This article originally appeared on the athenainsight.
Today’s health care leaders face an increasingly complex and daunting mix of strategic challenges: meeting aggressive growth and profitability targets despite new value-based reimbursements, maintaining and improving quality metrics, and keeping providers and staff engaged, productive, and fully aligned to the organization’s vision.
Not to mention also managing one’s own stress, energy level, and well-being through the tumult.
In the search for tools and approaches to manage these challenges, health care leaders have often turned to leadership research, hoping perhaps that what has been successful for corporate leaders will prove effective in health care as well.
It is therefore somewhat ironic to note that it’s health care research that’s now driving growing interest throughout the leadership world in mindfulness and how adopting a regular practice of mindfulness meditation can lead to better leadership and better business outcomes.
Over the past thirty-five years, research led or inspired by the Center for Mindfulness at the University of Massachusetts Medical School has shown consistent, reliable, and reproducible demonstrations of major reductions in medical and psychological symptoms including stress, anxiety, and chronic pain from the practice of mindfulness-based stress reduction (MBSR).
A number of forward-thinking corporate leaders from companies including Google, Apple, and Proctor & Gamble, are now embarking on a multitude of pilot programs to explore how the practice of mindfulness might provide organizations and their leaders similar benefits.
In the organizational context, the term “mindfulness” is most often used to describe a meditation technique that helps people get better at managing stress and maintaining mental clarity. But mindfulness has much more to offer the leader who explores further. Specifically, new findings from neuroscience research, together with the experience of mindfulness “early adopters,” suggest that mindfulness can be a powerful means for leaders to deepen their strategic thinking capabilities.
The Awareness Connection
Strategic thinking consistently rates as among the top two or three critical leadership competencies in surveys of senior executives. In a February 2014 Harvard Business Review article, Robert Kabacoff, the vice president of research at Management Research Group (MRG), cites a 2013 MRG study in which 97 percent of a group of 10,000 senior executives said strategic thinking is the most critical leadership skill for an organization’s success. And while there’s no universally accepted definition, there is a general consensus that effective strategic thinking requires elements such as interpretation, challenging, alignment, and learning.
Fundamental to all of these strategic thinking elements is a leader’s awareness: awareness of inputs to the strategic plan, awareness of the quality and limitations of strategic data, awareness of likely reactions of competitors, customers, and internal stakeholders, awareness of alternative scenarios, awareness of other obvious factors as well as more subtle influences.

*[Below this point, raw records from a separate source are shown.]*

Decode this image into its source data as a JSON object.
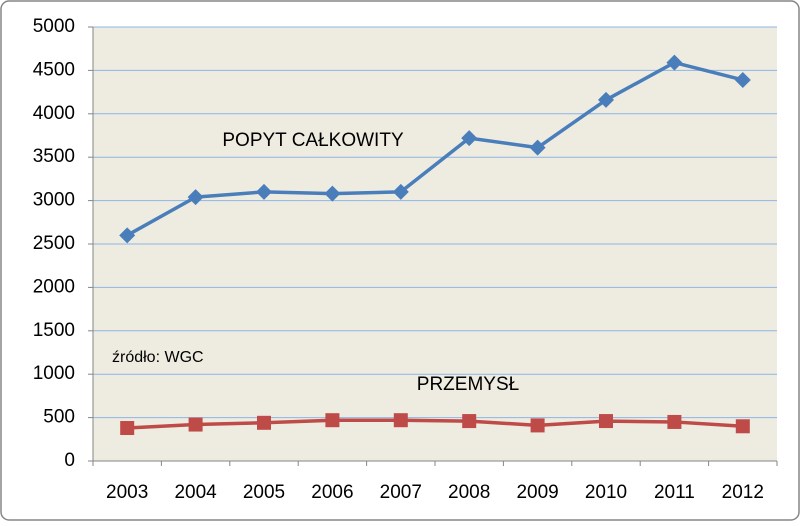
{
  "chart_data": {
    "type": "line",
    "categories": [
      "2003",
      "2004",
      "2005",
      "2006",
      "2007",
      "2008",
      "2009",
      "2010",
      "2011",
      "2012"
    ],
    "series": [
      {
        "name": "POPYT CAŁKOWITY",
        "color": "#4a7ebb",
        "marker": "diamond",
        "values": [
          2600,
          3040,
          3100,
          3080,
          3100,
          3720,
          3610,
          4160,
          4590,
          4390
        ]
      },
      {
        "name": "PRZEMYSŁ",
        "color": "#be4b48",
        "marker": "square",
        "values": [
          380,
          420,
          440,
          470,
          470,
          460,
          410,
          460,
          450,
          400
        ]
      }
    ],
    "annotations": [
      "źródło: WGC"
    ],
    "ylim": [
      0,
      5000
    ],
    "yticks": [
      0,
      500,
      1000,
      1500,
      2000,
      2500,
      3000,
      3500,
      4000,
      4500,
      5000
    ],
    "grid": true,
    "plot_background": "#eeece1",
    "grid_color": "#8eb4e3"
  }
}
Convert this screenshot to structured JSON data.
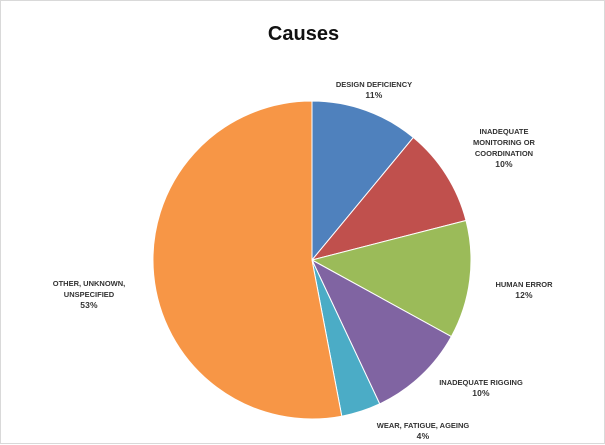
{
  "chart_data": {
    "type": "pie",
    "title": "Causes",
    "categories": [
      "Design deficiency",
      "Inadequate monitoring or coordination",
      "Human error",
      "Inadequate rigging",
      "Wear, fatigue, ageing",
      "Other, unknown, unspecified"
    ],
    "values": [
      11,
      10,
      12,
      10,
      4,
      53
    ],
    "percent_labels": [
      "11%",
      "10%",
      "12%",
      "10%",
      "4%",
      "53%"
    ],
    "colors": [
      "#4f81bd",
      "#c0504d",
      "#9bbb59",
      "#8064a2",
      "#4bacc6",
      "#f79646"
    ],
    "start_angle_deg": 0,
    "direction": "clockwise",
    "legend": "none"
  }
}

Ultimately, it is a leader’s self-awareness that may most critically determine the rigor, quality, and effectiveness of the organization’s strategy. Does the leader truly understand all the explicit and implicit assumptions that they’re making? Are they thinking big enough? How much has wishful thinking played a role? Have the larger, systemic impacts been under/over emphasized? What hidden forces, such as anger, ambition, desire for revenge, or fear of failure, might be clouding the picture?
Deepening self-awareness is at the heart of a regular mindfulness practice. Mindfulness practitioners learn how to objectively observe physical sensations, emotions, individual thoughts, and the larger thought patterns that make up assumptions, beliefs, perspectives, and mindsets. As a leader’s self-awareness grows, so does their ability to make better decisions, avoid unproductive patterns of thought and behavior, understand the motivations of others, and anticipate the impact of new initiatives.
For health care leaders, adopting a mindfulness practice offers a compelling opportunity to leverage a proven health management approach in the service of improved strategic thinking and stronger leadership.